Chemoreceptor genes are unevenly distributed across the genome of D. silvatica
Despite that not all chemoreceptor genes could be mapped on the scaffolds corresponding to the main cytological described chromosomes, the new high-quality assembly allowed us to study the genomic organization and evolution of a great number of paralogous copies of each family. According to our criterion (see methods), we identified 83 genomic clusters, 17 and 66 of them including Gr and Irgenes, respectively (Figures 5A, 5C, S2A and S2C). These clusters, which harbor up to 10 copies of the same family, were found in all major scaffolds of D. silvatica.

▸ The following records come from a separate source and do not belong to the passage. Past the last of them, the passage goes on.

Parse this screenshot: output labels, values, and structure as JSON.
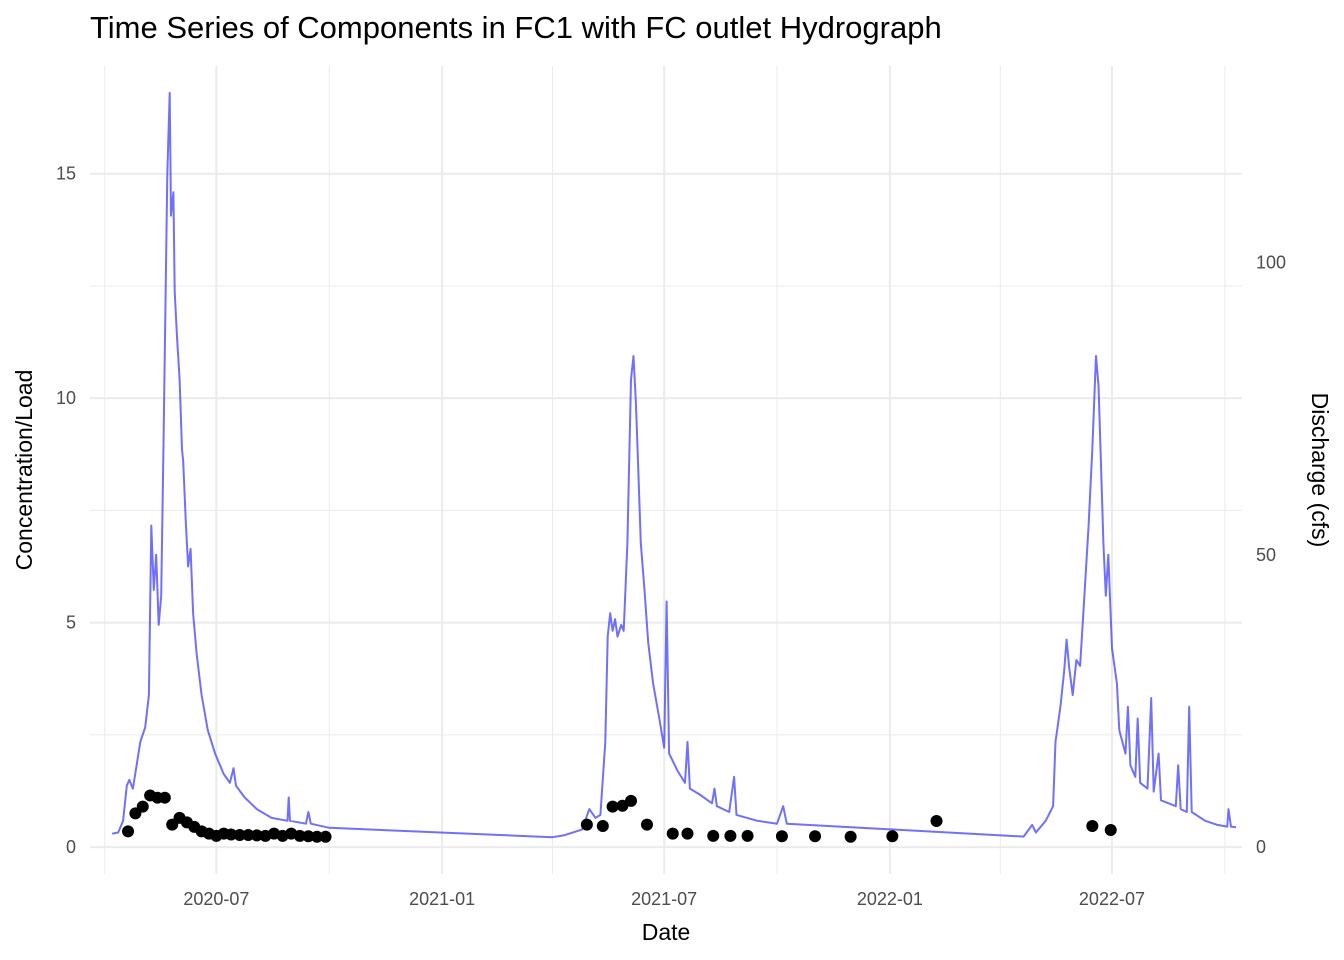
{
  "chart_data": {
    "type": "line",
    "title": "Time Series of Components in FC1 with FC outlet Hydrograph",
    "xlabel": "Date",
    "ylabel": "Concentration/Load",
    "y2label": "Discharge (cfs)",
    "grid": true,
    "legend": "none",
    "xlim": [
      "2020-03-20",
      "2022-10-15"
    ],
    "ylim": [
      -0.6,
      17.4
    ],
    "y2lim": [
      -4.6,
      133.6
    ],
    "x_ticks": [
      "2020-07",
      "2021-01",
      "2021-07",
      "2022-01",
      "2022-07"
    ],
    "y_ticks": [
      0,
      5,
      10,
      15
    ],
    "y2_ticks": [
      0,
      50,
      100
    ],
    "colors": {
      "discharge": "#3333ff",
      "points": "#000000",
      "grid": "#ebebeb"
    },
    "series": [
      {
        "type": "line",
        "axis": "right",
        "points": [
          [
            "2020-04-07",
            2.3
          ],
          [
            "2020-04-12",
            2.5
          ],
          [
            "2020-04-16",
            4.5
          ],
          [
            "2020-04-19",
            10.5
          ],
          [
            "2020-04-21",
            11.5
          ],
          [
            "2020-04-24",
            10.0
          ],
          [
            "2020-04-27",
            14.0
          ],
          [
            "2020-04-30",
            18.0
          ],
          [
            "2020-05-04",
            20.5
          ],
          [
            "2020-05-07",
            26.0
          ],
          [
            "2020-05-09",
            55.0
          ],
          [
            "2020-05-11",
            44.0
          ],
          [
            "2020-05-13",
            50.0
          ],
          [
            "2020-05-15",
            38.0
          ],
          [
            "2020-05-17",
            43.0
          ],
          [
            "2020-05-19",
            70.0
          ],
          [
            "2020-05-22",
            115.0
          ],
          [
            "2020-05-24",
            129.0
          ],
          [
            "2020-05-25",
            108.0
          ],
          [
            "2020-05-27",
            112.0
          ],
          [
            "2020-05-28",
            95.0
          ],
          [
            "2020-05-30",
            87.0
          ],
          [
            "2020-06-01",
            80.0
          ],
          [
            "2020-06-03",
            68.0
          ],
          [
            "2020-06-04",
            66.0
          ],
          [
            "2020-06-06",
            56.0
          ],
          [
            "2020-06-08",
            48.0
          ],
          [
            "2020-06-10",
            51.0
          ],
          [
            "2020-06-12",
            40.0
          ],
          [
            "2020-06-15",
            33.0
          ],
          [
            "2020-06-19",
            26.0
          ],
          [
            "2020-06-24",
            20.0
          ],
          [
            "2020-06-30",
            16.0
          ],
          [
            "2020-07-07",
            12.5
          ],
          [
            "2020-07-12",
            11.0
          ],
          [
            "2020-07-15",
            13.5
          ],
          [
            "2020-07-17",
            10.5
          ],
          [
            "2020-07-24",
            8.5
          ],
          [
            "2020-08-03",
            6.5
          ],
          [
            "2020-08-15",
            5.0
          ],
          [
            "2020-08-28",
            4.5
          ],
          [
            "2020-08-29",
            8.5
          ],
          [
            "2020-08-30",
            4.5
          ],
          [
            "2020-09-12",
            4.0
          ],
          [
            "2020-09-14",
            6.0
          ],
          [
            "2020-09-16",
            4.0
          ],
          [
            "2020-10-01",
            3.3
          ],
          [
            "2021-04-01",
            1.7
          ],
          [
            "2021-04-10",
            2.0
          ],
          [
            "2021-04-25",
            3.0
          ],
          [
            "2021-05-01",
            6.5
          ],
          [
            "2021-05-06",
            5.0
          ],
          [
            "2021-05-10",
            5.5
          ],
          [
            "2021-05-14",
            18.0
          ],
          [
            "2021-05-16",
            36.0
          ],
          [
            "2021-05-18",
            40.0
          ],
          [
            "2021-05-20",
            37.0
          ],
          [
            "2021-05-22",
            39.0
          ],
          [
            "2021-05-24",
            36.0
          ],
          [
            "2021-05-27",
            38.0
          ],
          [
            "2021-05-29",
            37.0
          ],
          [
            "2021-06-01",
            52.0
          ],
          [
            "2021-06-04",
            80.0
          ],
          [
            "2021-06-06",
            84.0
          ],
          [
            "2021-06-08",
            76.0
          ],
          [
            "2021-06-10",
            64.0
          ],
          [
            "2021-06-12",
            52.0
          ],
          [
            "2021-06-15",
            44.0
          ],
          [
            "2021-06-18",
            35.0
          ],
          [
            "2021-06-22",
            28.0
          ],
          [
            "2021-06-27",
            22.0
          ],
          [
            "2021-07-01",
            17.0
          ],
          [
            "2021-07-03",
            42.0
          ],
          [
            "2021-07-05",
            16.0
          ],
          [
            "2021-07-12",
            13.0
          ],
          [
            "2021-07-18",
            11.0
          ],
          [
            "2021-07-20",
            18.0
          ],
          [
            "2021-07-22",
            10.0
          ],
          [
            "2021-07-30",
            9.0
          ],
          [
            "2021-08-09",
            7.5
          ],
          [
            "2021-08-11",
            10.0
          ],
          [
            "2021-08-13",
            7.0
          ],
          [
            "2021-08-23",
            6.0
          ],
          [
            "2021-08-27",
            12.0
          ],
          [
            "2021-08-29",
            5.5
          ],
          [
            "2021-09-15",
            4.5
          ],
          [
            "2021-10-01",
            4.0
          ],
          [
            "2021-10-06",
            7.0
          ],
          [
            "2021-10-09",
            4.0
          ],
          [
            "2022-04-20",
            1.8
          ],
          [
            "2022-04-27",
            3.8
          ],
          [
            "2022-04-30",
            2.5
          ],
          [
            "2022-05-08",
            4.5
          ],
          [
            "2022-05-14",
            7.0
          ],
          [
            "2022-05-16",
            18.0
          ],
          [
            "2022-05-20",
            24.0
          ],
          [
            "2022-05-23",
            30.0
          ],
          [
            "2022-05-25",
            35.5
          ],
          [
            "2022-05-27",
            31.0
          ],
          [
            "2022-05-30",
            26.0
          ],
          [
            "2022-06-02",
            32.0
          ],
          [
            "2022-06-05",
            31.0
          ],
          [
            "2022-06-08",
            41.0
          ],
          [
            "2022-06-12",
            55.0
          ],
          [
            "2022-06-15",
            68.0
          ],
          [
            "2022-06-18",
            84.0
          ],
          [
            "2022-06-20",
            79.0
          ],
          [
            "2022-06-22",
            66.0
          ],
          [
            "2022-06-24",
            52.0
          ],
          [
            "2022-06-26",
            43.0
          ],
          [
            "2022-06-28",
            50.0
          ],
          [
            "2022-07-01",
            34.0
          ],
          [
            "2022-07-05",
            28.0
          ],
          [
            "2022-07-07",
            20.0
          ],
          [
            "2022-07-12",
            16.0
          ],
          [
            "2022-07-14",
            24.0
          ],
          [
            "2022-07-16",
            14.0
          ],
          [
            "2022-07-20",
            12.0
          ],
          [
            "2022-07-22",
            22.0
          ],
          [
            "2022-07-24",
            11.0
          ],
          [
            "2022-07-30",
            10.0
          ],
          [
            "2022-08-02",
            25.5
          ],
          [
            "2022-08-04",
            9.5
          ],
          [
            "2022-08-08",
            16.0
          ],
          [
            "2022-08-10",
            8.0
          ],
          [
            "2022-08-22",
            7.0
          ],
          [
            "2022-08-24",
            14.0
          ],
          [
            "2022-08-26",
            6.5
          ],
          [
            "2022-08-31",
            6.0
          ],
          [
            "2022-09-02",
            24.0
          ],
          [
            "2022-09-04",
            6.0
          ],
          [
            "2022-09-15",
            4.5
          ],
          [
            "2022-09-25",
            3.8
          ],
          [
            "2022-10-03",
            3.5
          ],
          [
            "2022-10-04",
            6.5
          ],
          [
            "2022-10-06",
            3.5
          ],
          [
            "2022-10-10",
            3.4
          ]
        ]
      },
      {
        "type": "scatter",
        "axis": "left",
        "points": [
          [
            "2020-04-20",
            0.35
          ],
          [
            "2020-04-26",
            0.75
          ],
          [
            "2020-05-02",
            0.9
          ],
          [
            "2020-05-08",
            1.15
          ],
          [
            "2020-05-14",
            1.1
          ],
          [
            "2020-05-20",
            1.1
          ],
          [
            "2020-05-26",
            0.5
          ],
          [
            "2020-06-01",
            0.65
          ],
          [
            "2020-06-07",
            0.55
          ],
          [
            "2020-06-13",
            0.45
          ],
          [
            "2020-06-19",
            0.35
          ],
          [
            "2020-06-25",
            0.3
          ],
          [
            "2020-07-01",
            0.25
          ],
          [
            "2020-07-07",
            0.3
          ],
          [
            "2020-07-13",
            0.28
          ],
          [
            "2020-07-20",
            0.27
          ],
          [
            "2020-07-27",
            0.27
          ],
          [
            "2020-08-03",
            0.26
          ],
          [
            "2020-08-10",
            0.25
          ],
          [
            "2020-08-17",
            0.3
          ],
          [
            "2020-08-24",
            0.25
          ],
          [
            "2020-08-31",
            0.3
          ],
          [
            "2020-09-07",
            0.25
          ],
          [
            "2020-09-14",
            0.24
          ],
          [
            "2020-09-21",
            0.23
          ],
          [
            "2020-09-28",
            0.23
          ],
          [
            "2021-04-29",
            0.5
          ],
          [
            "2021-05-12",
            0.47
          ],
          [
            "2021-05-20",
            0.9
          ],
          [
            "2021-05-28",
            0.92
          ],
          [
            "2021-06-04",
            1.03
          ],
          [
            "2021-06-17",
            0.5
          ],
          [
            "2021-07-08",
            0.3
          ],
          [
            "2021-07-20",
            0.3
          ],
          [
            "2021-08-10",
            0.25
          ],
          [
            "2021-08-24",
            0.25
          ],
          [
            "2021-09-07",
            0.25
          ],
          [
            "2021-10-05",
            0.24
          ],
          [
            "2021-11-01",
            0.24
          ],
          [
            "2021-11-30",
            0.23
          ],
          [
            "2022-01-03",
            0.24
          ],
          [
            "2022-02-08",
            0.58
          ],
          [
            "2022-06-15",
            0.47
          ],
          [
            "2022-06-30",
            0.38
          ]
        ]
      }
    ]
  }
}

To gain insights into the evolutionary meaning of such gene clustering structure we investigated the relationship between pairwise evolutionary divergences, measured as dij (the number of amino acid substitutions per site between two sequences), and physical distances (in kb). We found that C ST values are high in all pseudochromosomes, ranging from 0.418 to 0.982 and from 0.428 to 0.894 for the Gr and Ir gene families, respectively, considering all identified sequences (Table 3); these values are similar when using only the complete data set (Table S4). These highC ST values translate into statistically lower evolutionary distances among family copies included in clusters than those dispersed along the genome, both at the chromosome (Mann–Whitney U-test, p -values < 0.05 for nearly all pseudochromosomes) but also at the whole genome levels (p -values < 0.001 in all cases) (Tables 3 and S4; Figures 5 and S2). This result, jointly with the large number of genomic clusters found across the D. silvatica genome, point to the recent origin of many of the chemoreceptors in this species, and to the unequal crossing-over as a major mechanism accounting for this origin. After gene duplication, the paralogs that are retained long enough (i.e., those that are not lost by genetic drift or purifying selection), continuously diverged at the sequence, and likely at the functional level (at least in terms of ligand specificity or signaling characteristics). We expect, therefore, that over time, evolutionary distances of these retained copies increase with physical distance, just as we have found (Figures 5B, 5D, S2B and S2D). This genomic architecture could have relevant functional and evolutionary implications. For instance, the presence of distantly related family members within the same genomic cluster, could be the hallmark of the interaction between functional and gene regulation constraints preventing cluster breaking. A more comprehensive analysis of these specific cases deserves to be further evaluated.